Arbortech cutters are designed to remove waste from green or dry timber, or manufactured timber materials quickly and safely e.g. for cutting profiles that cannot be cut with a bandsaw either for safety or reasons of bulk, or operating in inaccessible places, such as the centre of sheet timber materials

Tip 2

There is a range of Arbortech cutters available. Most fit onto a 100mm or 115mm angle grinder. Depending on the material to be cut, there is a choice of edge materials, usually steel as in the original cutters, or tungsten toothed versions more recently on the market. The smallest cutters can be used on a rig that fits an angle grinder, or can be fitted to a Proxxon die grinder body.

Tip 3

It is essential to follow safe practices, so use eye protection (face shield), dust mask and perhaps ear defenders if a long session of work is envisaged. I also recommend stout gloves as high-speed wood chips can sting, a good jacket such as a woodworker's smock, and stout shoes or boots.
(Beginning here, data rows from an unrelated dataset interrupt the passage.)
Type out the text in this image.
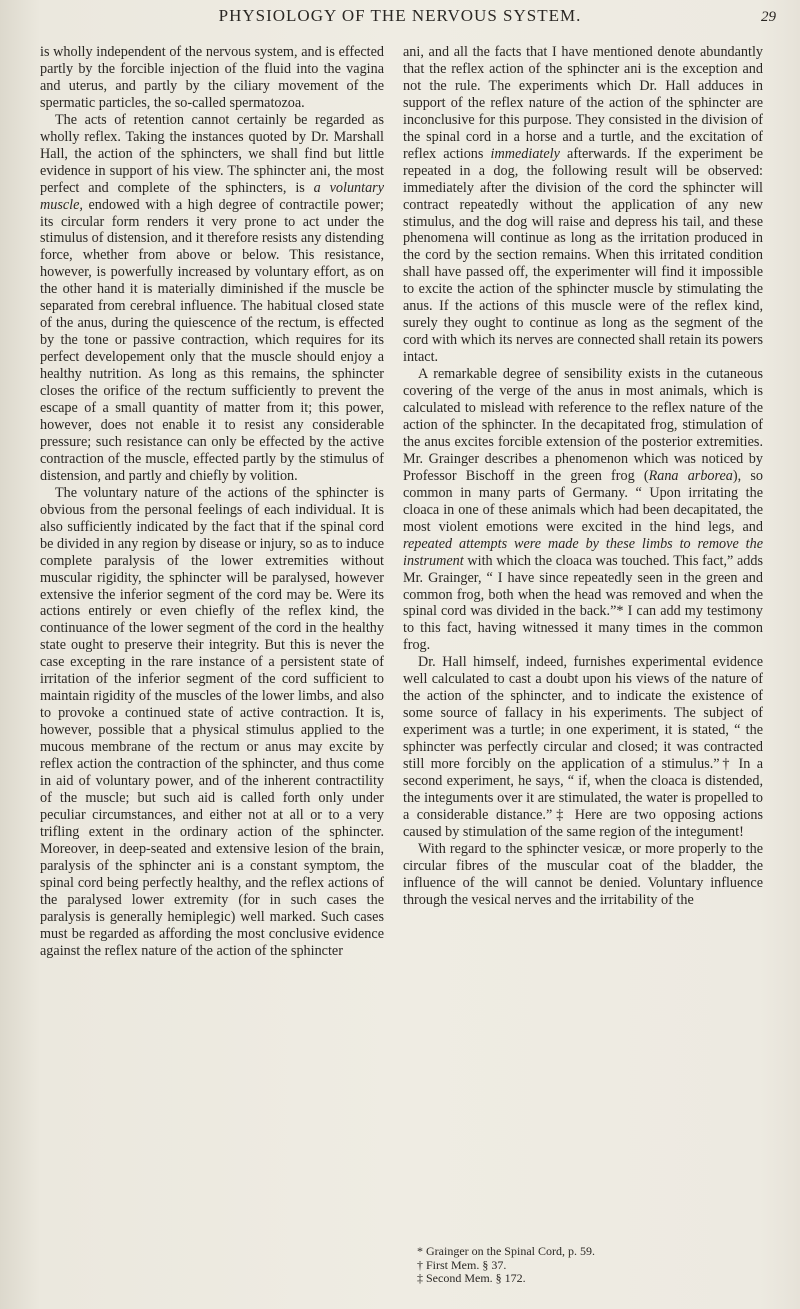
PHYSIOLOGY OF THE NERVOUS SYSTEM.	29

is wholly independent of the nervous system, and is effected partly by the forcible injection of the fluid into the vagina and uterus, and partly by the ciliary movement of the spermatic particles, the so-called spermatozoa.

The acts of retention cannot certainly be regarded as wholly reflex. Taking the instances quoted by Dr. Marshall Hall, the action of the sphincters, we shall find but little evidence in support of his view. The sphincter ani, the most perfect and complete of the sphincters, is a voluntary muscle, endowed with a high degree of contractile power; its circular form renders it very prone to act under the stimulus of distension, and it therefore resists any distending force, whether from above or below. This resistance, however, is powerfully increased by voluntary effort, as on the other hand it is materially diminished if the muscle be separated from cerebral influence. The habitual closed state of the anus, during the quiescence of the rectum, is effected by the tone or passive contraction, which requires for its perfect developement only that the muscle should enjoy a healthy nutrition. As long as this remains, the sphincter closes the orifice of the rectum sufficiently to prevent the escape of a small quantity of matter from it; this power, however, does not enable it to resist any considerable pressure; such resistance can only be effected by the active contraction of the muscle, effected partly by the stimulus of distension, and partly and chiefly by volition.

The voluntary nature of the actions of the sphincter is obvious from the personal feelings of each individual. It is also sufficiently indicated by the fact that if the spinal cord be divided in any region by disease or injury, so as to induce complete paralysis of the lower extremities without muscular rigidity, the sphincter will be paralysed, however extensive the inferior segment of the cord may be. Were its actions entirely or even chiefly of the reflex kind, the continuance of the lower segment of the cord in the healthy state ought to preserve their integrity. But this is never the case excepting in the rare instance of a persistent state of irritation of the inferior segment of the cord sufficient to maintain rigidity of the muscles of the lower limbs, and also to provoke a continued state of active contraction. It is, however, possible that a physical stimulus applied to the mucous membrane of the rectum or anus may excite by reflex action the contraction of the sphincter, and thus come in aid of voluntary power, and of the inherent contractility of the muscle; but such aid is called forth only under peculiar circumstances, and either not at all or to a very trifling extent in the ordinary action of the sphincter. Moreover, in deep-seated and extensive lesion of the brain, paralysis of the sphincter ani is a constant symptom, the spinal cord being perfectly healthy, and the reflex actions of the paralysed lower extremity (for in such cases the paralysis is generally hemiplegic) well marked. Such cases must be regarded as affording the most conclusive evidence against the reflex nature of the action of the sphincter

ani, and all the facts that I have mentioned denote abundantly that the reflex action of the sphincter ani is the exception and not the rule. The experiments which Dr. Hall adduces in support of the reflex nature of the action of the sphincter are inconclusive for this purpose. They consisted in the division of the spinal cord in a horse and a turtle, and the excitation of reflex actions immediately afterwards. If the experiment be repeated in a dog, the following result will be observed: immediately after the division of the cord the sphincter will contract repeatedly without the application of any new stimulus, and the dog will raise and depress his tail, and these phenomena will continue as long as the irritation produced in the cord by the section remains. When this irritated condition shall have passed off, the experimenter will find it impossible to excite the action of the sphincter muscle by stimulating the anus. If the actions of this muscle were of the reflex kind, surely they ought to continue as long as the segment of the cord with which its nerves are connected shall retain its powers intact.

A remarkable degree of sensibility exists in the cutaneous covering of the verge of the anus in most animals, which is calculated to mislead with reference to the reflex nature of the action of the sphincter. In the decapitated frog, stimulation of the anus excites forcible extension of the posterior extremities. Mr. Grainger describes a phenomenon which was noticed by Professor Bischoff in the green frog (Rana arborea), so common in many parts of Germany. “ Upon irritating the cloaca in one of these animals which had been decapitated, the most violent emotions were excited in the hind legs, and repeated attempts were made by these limbs to remove the instrument with which the cloaca was touched. This fact,” adds Mr. Grainger, “ I have since repeatedly seen in the green and common frog, both when the head was removed and when the spinal cord was divided in the back.”* I can add my testimony to this fact, having witnessed it many times in the common frog.

Dr. Hall himself, indeed, furnishes experimental evidence well calculated to cast a doubt upon his views of the nature of the action of the sphincter, and to indicate the existence of some source of fallacy in his experiments. The subject of experiment was a turtle; in one experiment, it is stated, “ the sphincter was perfectly circular and closed; it was contracted still more forcibly on the application of a stimulus.”† In a second experiment, he says, “ if, when the cloaca is distended, the integuments over it are stimulated, the water is propelled to a considerable distance.”‡ Here are two opposing actions caused by stimulation of the same region of the integument!

With regard to the sphincter vesicæ, or more properly to the circular fibres of the muscular coat of the bladder, the influence of the will cannot be denied. Voluntary influence through the vesical nerves and the irritability of the

* Grainger on the Spinal Cord, p. 59.
† First Mem. § 37.
‡ Second Mem. § 172.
I make it a personal rule that I always have both hands holding the angle grinder when it is running, and never put the tool down until the blade has completely stopped rotating. In my experience, accidents are most likely to happen when concentration is relaxed just as a job is finished.

Tip 4

The Arbortech has a transparent guard which allows only the teeth cutting the wood to be exposed. It also doubles as a depth stop, allowing cuts of a set depth to be made, which gives great control over the depth of cut. The guard does restrict accessibility when the cutting face becomes deeper into the timber.

Cuts can be made straight or curved and also from side to side, giving a hollow section that can be made progressively deeper. The amount of blade projecting – with or without the plastic guard – and the bulk of the angle grinder body will have an effect on the amount of timber removed.

Tip 5

The original Arbortech was based on a chainsaw blade and is made of tough steel. It is very effective on green and semi-dry timber. Sharpening is exactly the same as for a normal chainsaw using a 5.5mm chainsaw file

Tip 6

The tungsten tipped model, although possibly not quite so clean cutting on green wood, is excellent on ply and other glue-based industrial materials, and will keep its edge for ages. It is not sharpened as such but when the circular cutters become dull in one spot, they can be rotated by slackening a central set screw, bringing a new sharp edge into action.

Tip 7

It is essential that the work is held securely with cramps or screws, and either wood or steel braces – which must be well clear of the cutting area. While setting up the material to be cut, it is important to check timber for foreign objects such as embedded nails, wire and even stones, especially in garden sourced timber. One clue to the presence of these unwelcome items are dark stains caused by the tannic acid of the timber reacting with the embedded metal.

Tip 8

The small version of the Arbortech can be fitted to a Proxxon die grinder as in the picture, or onto a special rig on an angle grinder. This lightweight version is excellent for small carving jobs and also for final shaping on large projects. Again, it is essential to have the workpiece firmly anchored, and for both hands to be holding the tool when it is running.

Tip 9

The cut surface of the timber after using the small Arbortech can be simply finished with woodcarving chisels, or there are other attachments that fit the die grinder, such as tungsten toothed burrs and various sanding discs that will give a good finish to the work.

Tip 10

Once the bulk of timber is removed with the Arbortech, the surface of the timber can be tidied up using heavy-duty sanding discs with a plastic backing disc fitted to the angle grinder. On materials such as plywood or MDF, the glue element of these products will destroy the edge of woodcarving chisels very quickly.